Sebenarnya permasalahan tersebut tidak hanya di Indonesia. Dari diskusi pada saat kegiatan workshop Asia OSS tersebut, di beberapa negara Asian pun terjadi hal serupa. Sekali lagi dalam pembahasan open source software ini, tidaklah menyangkut apakah gratis atau membayar, namun yang terpenting adalah open source memiliki semangat gerakan yang terbuka dan adanya kebersamaan dalam membangun sesuatu. Penulis berpendapatan hal itulah yang terpenting.
Salah satu strategi agar budaya open source ini melekat di masyarakat kita, dapat dilakukan dengan memberikan pemahaman dan pendidikan, baik melalui media cetak, elektronik, di sekolah, warnet atau dimanapun yang memungkinkan, selain terus menumbuhkan kebiasaan dalam pemanfaatan produk open source. Semisal, di dalam setiap kampus, disediakan beberapa terminal akses internet yang menggunakan produk open source software. Dan sangat dimungkinkan jika dibuat beberapa subyek matakuliah/mata pelajaran, baik di tingkat SMU/SMK ataupun di perguruan tinggi, tentang skill set yang dibutuhkan untuk mempersiapkan seseorang memasuki lingkungan gerakan open source. Dan patut kita banggakan bahwa semuanya itu sudah tertuang dalam strategi, action plan dan deklarasi bersama IGOS (http://www.igos.web.id).
Terakhir yang tidak kalah penting adalah ketrampilan bahasa asing, terutama bahasa Inggris.
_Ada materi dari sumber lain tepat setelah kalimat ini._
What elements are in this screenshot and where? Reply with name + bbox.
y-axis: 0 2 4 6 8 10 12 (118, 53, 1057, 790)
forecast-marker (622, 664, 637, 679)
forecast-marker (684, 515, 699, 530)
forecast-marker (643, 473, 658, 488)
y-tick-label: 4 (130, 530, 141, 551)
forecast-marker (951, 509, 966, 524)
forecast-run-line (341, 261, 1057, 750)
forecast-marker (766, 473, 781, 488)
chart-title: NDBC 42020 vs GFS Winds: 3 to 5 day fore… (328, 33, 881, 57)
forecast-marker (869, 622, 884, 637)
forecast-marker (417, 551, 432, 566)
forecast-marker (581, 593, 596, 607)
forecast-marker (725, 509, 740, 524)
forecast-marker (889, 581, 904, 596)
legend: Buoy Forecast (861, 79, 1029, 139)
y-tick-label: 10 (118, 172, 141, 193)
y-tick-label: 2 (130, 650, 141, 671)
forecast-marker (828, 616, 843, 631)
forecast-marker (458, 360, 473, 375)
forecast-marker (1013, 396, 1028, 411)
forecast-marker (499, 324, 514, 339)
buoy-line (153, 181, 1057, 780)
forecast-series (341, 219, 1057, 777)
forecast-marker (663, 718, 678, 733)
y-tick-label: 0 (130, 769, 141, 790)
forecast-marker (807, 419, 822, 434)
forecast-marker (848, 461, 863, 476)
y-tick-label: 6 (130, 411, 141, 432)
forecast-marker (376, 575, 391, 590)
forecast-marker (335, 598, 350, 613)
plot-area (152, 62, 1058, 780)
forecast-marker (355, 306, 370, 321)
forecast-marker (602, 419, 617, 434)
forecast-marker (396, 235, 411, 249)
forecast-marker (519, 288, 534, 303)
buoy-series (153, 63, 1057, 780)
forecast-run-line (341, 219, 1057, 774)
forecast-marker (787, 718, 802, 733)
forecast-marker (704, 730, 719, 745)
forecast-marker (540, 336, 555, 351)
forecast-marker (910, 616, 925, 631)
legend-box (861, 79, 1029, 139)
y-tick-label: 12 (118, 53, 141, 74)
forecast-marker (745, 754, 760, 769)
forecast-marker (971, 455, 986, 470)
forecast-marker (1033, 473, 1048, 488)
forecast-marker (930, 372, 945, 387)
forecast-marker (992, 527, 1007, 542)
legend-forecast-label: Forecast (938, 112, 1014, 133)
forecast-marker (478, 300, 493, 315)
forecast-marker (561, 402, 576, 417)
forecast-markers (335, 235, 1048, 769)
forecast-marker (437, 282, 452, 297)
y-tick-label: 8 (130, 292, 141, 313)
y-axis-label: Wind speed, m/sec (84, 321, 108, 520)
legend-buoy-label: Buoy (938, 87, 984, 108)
Hal ini perlu, mengingat komunitas open source melibatkan semua pihak, tidak pandang usia, jenis kelamin, ataupun dari negara mana.

2 comments:

philryan said...

nice article
mungkin lebih baik bila tiap instansi pemerintah mulai menggunakan produk open source, dan tentu pengenalan open source pada tingkat usia sekolah sangat perlu.

Anonymous said...

Memang betul, dengan demikian maka bisa mendorong kreatifitas yg lebih luas bagi sdm-sdm di Idonesia khususnya dalam hal-hal yg 'legal' dan mulai membuka kesadaran ttg penghargaan terhadap suatu karya / kekayaan intelekual.Juga menyuburkan iklim kompetisi bidang OS dan membatasi dominasi atau bahkan monopoli pada satu produk saja.